Tone guide for new errors:

Tell the human {what's wrong}. Direct them to {fix path}, OR {alternative recovery}.

Always second-person, always actionable, always names the dashboard URL or the alternate recovery path. See MarkupOverCeilingError for the canonical exemplar.

traceId — request-scoped correlation

Pulled from inbound x-sendero-trace-id if present; otherwise generated as a fresh UUID. Echoed in the x-sendero-trace-id response header. Every log line in the request scope carries it.

This is the one field every support ticket should quote.
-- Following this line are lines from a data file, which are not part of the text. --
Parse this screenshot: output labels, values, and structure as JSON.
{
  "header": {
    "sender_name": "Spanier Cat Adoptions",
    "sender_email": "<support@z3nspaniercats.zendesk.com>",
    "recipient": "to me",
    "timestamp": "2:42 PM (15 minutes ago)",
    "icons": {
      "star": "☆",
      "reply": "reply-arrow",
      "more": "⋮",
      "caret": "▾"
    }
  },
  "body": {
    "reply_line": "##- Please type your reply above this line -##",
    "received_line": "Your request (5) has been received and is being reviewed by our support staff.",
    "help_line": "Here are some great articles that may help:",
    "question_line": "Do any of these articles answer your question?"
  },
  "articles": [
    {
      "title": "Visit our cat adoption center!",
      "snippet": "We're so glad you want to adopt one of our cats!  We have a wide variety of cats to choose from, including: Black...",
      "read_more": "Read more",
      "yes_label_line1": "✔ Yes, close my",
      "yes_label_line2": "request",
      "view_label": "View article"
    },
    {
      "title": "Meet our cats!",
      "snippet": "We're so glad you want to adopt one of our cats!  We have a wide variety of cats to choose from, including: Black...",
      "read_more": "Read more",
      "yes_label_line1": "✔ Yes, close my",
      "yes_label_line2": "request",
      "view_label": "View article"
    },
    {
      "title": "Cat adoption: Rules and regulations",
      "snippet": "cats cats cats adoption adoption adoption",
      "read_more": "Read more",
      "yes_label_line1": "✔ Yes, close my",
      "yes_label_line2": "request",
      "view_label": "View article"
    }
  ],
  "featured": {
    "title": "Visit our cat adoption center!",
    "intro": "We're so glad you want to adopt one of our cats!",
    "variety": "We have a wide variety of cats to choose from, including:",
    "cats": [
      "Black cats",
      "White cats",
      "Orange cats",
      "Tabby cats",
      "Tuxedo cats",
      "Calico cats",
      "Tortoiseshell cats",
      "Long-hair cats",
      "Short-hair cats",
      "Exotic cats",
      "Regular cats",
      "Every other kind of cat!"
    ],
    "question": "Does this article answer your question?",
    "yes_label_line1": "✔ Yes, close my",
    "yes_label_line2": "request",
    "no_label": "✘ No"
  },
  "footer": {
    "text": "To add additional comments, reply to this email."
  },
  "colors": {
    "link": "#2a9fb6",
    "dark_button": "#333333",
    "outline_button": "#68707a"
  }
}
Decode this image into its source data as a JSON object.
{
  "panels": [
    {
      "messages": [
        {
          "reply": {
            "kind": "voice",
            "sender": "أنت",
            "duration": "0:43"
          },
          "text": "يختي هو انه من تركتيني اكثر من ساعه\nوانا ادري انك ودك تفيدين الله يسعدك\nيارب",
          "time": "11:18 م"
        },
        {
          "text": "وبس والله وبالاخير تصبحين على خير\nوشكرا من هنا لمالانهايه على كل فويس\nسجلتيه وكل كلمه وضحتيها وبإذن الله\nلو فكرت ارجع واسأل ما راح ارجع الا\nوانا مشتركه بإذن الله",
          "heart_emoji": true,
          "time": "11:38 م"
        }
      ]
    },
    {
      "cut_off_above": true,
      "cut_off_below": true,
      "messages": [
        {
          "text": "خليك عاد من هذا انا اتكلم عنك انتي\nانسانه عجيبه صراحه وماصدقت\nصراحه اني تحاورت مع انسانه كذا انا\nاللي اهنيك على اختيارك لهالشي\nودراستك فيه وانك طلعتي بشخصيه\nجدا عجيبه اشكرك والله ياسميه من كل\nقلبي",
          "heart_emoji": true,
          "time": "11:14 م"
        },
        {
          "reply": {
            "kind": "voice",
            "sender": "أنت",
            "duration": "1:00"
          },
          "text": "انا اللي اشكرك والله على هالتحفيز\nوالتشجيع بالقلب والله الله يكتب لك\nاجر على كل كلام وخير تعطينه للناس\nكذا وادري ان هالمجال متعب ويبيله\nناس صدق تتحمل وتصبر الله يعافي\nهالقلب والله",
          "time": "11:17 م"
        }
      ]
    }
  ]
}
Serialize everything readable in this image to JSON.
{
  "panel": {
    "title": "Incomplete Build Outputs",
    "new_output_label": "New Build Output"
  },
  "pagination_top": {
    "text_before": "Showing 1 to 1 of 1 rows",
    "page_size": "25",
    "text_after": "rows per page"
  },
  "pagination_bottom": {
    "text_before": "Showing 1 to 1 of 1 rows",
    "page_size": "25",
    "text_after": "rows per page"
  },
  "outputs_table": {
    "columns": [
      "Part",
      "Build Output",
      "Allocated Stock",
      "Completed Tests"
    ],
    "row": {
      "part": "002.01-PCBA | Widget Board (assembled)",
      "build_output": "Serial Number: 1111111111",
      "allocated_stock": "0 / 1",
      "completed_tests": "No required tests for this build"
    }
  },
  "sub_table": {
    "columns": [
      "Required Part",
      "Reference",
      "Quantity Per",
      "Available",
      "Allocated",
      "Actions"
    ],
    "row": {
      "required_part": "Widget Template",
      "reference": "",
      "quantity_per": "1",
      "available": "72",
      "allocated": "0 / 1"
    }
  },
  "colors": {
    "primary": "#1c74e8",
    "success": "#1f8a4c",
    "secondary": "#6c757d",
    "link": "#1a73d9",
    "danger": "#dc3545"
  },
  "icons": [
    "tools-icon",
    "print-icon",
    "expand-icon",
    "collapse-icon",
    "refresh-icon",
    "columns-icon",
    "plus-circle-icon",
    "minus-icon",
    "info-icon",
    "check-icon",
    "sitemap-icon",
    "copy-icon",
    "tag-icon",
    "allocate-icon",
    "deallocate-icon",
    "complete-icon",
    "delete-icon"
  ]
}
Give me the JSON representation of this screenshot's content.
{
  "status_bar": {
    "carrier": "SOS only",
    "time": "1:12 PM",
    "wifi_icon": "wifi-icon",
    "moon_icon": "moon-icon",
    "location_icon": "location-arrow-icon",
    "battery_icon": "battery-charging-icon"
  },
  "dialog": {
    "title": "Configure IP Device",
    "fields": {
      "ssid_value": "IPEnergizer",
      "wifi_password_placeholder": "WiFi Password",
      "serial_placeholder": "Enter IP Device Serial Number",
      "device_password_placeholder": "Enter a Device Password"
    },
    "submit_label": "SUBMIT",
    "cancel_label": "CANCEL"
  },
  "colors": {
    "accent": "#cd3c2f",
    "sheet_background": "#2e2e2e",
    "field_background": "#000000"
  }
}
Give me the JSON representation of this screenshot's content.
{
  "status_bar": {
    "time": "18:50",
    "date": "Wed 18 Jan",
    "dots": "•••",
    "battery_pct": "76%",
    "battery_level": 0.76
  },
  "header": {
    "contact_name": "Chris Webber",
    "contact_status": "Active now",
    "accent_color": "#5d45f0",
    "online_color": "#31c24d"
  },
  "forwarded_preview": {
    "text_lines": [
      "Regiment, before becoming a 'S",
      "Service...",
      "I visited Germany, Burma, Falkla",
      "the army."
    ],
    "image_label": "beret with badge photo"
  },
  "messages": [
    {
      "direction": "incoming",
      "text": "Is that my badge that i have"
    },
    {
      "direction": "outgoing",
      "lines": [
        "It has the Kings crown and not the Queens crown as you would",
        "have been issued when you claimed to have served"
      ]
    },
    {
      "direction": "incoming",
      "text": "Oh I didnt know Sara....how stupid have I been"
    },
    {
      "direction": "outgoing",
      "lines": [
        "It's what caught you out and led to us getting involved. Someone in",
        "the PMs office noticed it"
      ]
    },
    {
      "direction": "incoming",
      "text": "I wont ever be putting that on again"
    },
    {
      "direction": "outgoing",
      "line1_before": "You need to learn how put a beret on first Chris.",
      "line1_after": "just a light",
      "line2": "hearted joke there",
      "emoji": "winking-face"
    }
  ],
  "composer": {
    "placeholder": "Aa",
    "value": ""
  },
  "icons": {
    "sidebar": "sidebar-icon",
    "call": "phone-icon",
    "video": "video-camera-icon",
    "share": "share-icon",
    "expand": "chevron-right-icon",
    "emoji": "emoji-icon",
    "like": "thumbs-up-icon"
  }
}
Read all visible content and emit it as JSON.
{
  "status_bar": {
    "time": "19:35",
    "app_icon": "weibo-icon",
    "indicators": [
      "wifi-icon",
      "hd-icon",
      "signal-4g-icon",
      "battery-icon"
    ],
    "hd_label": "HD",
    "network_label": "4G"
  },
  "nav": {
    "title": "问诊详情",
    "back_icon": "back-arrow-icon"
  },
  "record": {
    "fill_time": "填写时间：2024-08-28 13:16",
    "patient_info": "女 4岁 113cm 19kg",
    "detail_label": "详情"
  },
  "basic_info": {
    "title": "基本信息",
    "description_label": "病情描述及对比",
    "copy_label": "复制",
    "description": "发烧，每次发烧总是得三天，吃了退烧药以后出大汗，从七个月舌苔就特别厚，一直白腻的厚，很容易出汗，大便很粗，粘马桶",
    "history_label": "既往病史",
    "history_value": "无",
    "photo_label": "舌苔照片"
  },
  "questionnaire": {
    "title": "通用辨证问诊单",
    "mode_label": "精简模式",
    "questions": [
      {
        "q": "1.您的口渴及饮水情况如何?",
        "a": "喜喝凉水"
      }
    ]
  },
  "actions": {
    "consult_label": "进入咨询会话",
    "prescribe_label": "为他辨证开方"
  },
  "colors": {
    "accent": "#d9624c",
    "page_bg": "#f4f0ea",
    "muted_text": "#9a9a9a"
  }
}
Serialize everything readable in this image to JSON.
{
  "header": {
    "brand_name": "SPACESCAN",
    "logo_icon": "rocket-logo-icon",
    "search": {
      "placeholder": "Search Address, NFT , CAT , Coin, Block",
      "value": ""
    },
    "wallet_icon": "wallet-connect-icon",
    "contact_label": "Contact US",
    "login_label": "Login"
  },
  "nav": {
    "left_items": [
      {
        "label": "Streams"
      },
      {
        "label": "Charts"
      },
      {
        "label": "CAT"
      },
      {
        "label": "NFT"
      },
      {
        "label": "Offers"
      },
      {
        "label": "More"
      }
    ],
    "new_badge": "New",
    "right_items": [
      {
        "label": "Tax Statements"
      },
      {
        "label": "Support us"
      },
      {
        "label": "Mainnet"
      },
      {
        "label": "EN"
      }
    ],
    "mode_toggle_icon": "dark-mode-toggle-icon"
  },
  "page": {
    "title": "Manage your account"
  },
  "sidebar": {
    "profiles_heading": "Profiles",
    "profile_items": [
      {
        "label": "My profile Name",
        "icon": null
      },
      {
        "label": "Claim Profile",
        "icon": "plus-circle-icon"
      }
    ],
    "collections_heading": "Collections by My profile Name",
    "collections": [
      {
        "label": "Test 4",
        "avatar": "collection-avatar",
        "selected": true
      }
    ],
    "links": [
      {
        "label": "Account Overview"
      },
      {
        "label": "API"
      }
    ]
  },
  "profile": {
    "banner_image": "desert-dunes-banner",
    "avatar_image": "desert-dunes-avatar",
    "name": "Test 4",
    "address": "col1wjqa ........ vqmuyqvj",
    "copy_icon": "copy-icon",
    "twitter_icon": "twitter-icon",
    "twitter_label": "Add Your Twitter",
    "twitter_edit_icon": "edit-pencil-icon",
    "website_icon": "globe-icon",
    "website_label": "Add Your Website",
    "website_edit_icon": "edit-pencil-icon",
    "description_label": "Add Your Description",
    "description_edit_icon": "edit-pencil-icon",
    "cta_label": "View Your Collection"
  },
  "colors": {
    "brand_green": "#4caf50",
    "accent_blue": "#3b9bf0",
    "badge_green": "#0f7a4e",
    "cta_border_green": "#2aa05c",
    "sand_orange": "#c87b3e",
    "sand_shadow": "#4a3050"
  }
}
Our audit log keys on it; given a traceId we can rebuild the full request → tool → DB → response timeline in seconds.

Sample responses

401 UNAUTHORIZED

{
  "code": "UNAUTHORIZED",
  "message": "Authentication required.",
  "traceId": "trace_..."
}

403 FORBIDDEN

{
  "code": "FORBIDDEN",
  "message": "You do not have permission for this action.",
  "traceId": "trace_..."
}

409 POLICY_INACTIVE

{
  "code": "POLICY_INACTIVE",
  "message": "This tenant's pricing policy is not activated yet.",
  "docsUrl": "https://docs.sendero.travel/docs/pricing/markup#activation",
  "agentInstruction": "Tell the human to activate their pricing policy at https://app.sendero.travel/dashboard/settings/pricing before retrying this booking.",
  "traceId": "trace_..."
}

422 MARKUP_CONFIG_INVALID

{
  "code": "MARKUP_CONFIG_INVALID",
  "message": "The markup configuration failed validation.",
  "details": {
    "zodIssues": [
      { "path": ["hotel", "bps"], "message": "Expected integer, received string" }
    ]
  },
  "docsUrl": "https://docs.sendero.travel/docs/pricing/markup-error-codes#markup_config_invalid",
  "traceId": "trace_..."
}

SDK pattern

try {
  const result = await dispatch({ tool: '…', args: {…} });
  return result;
} catch (err) {
  // err.code is the stable contract. err.agentInstruction is canonical recovery copy.
  switch (err.code) {
    case 'POLICY_INACTIVE':
    case 'POLICY_PARTIAL_FOR_KIND':
    case 'TREASURY_NOT_PROVISIONED':
      return showAgentInstruction(err.agentInstruction); // surface verbatim
    case 'MARKUP_OVER_CEILING':
      return offerOverride(err.details);
    default:
      logError({ traceId: err.traceId, code: err.code });
      throw err;
  }
}

Adding a new error

1. Add (or extend) a builder cluster in apps/app/lib/api-errors.ts. Don't open-code apiErrorResponse({ code: '...' }) in route files.
2. Pick a family prefix. Reuse an existing one when the failure mode lives in the same domain.
3. Write the agentInstruction in second person, ending with an action the human should take. Quote URLs.
4. Add a section to /docs/<family>/error-codes.mdx with the JSON envelope shape so SDK authors can copy-paste their handler.
5. Cross-link from the relevant concept page (/docs/<family>/<concept>.mdx).

The convention exists so a customer's first encounter with an error is not their first encounter with our recovery copy.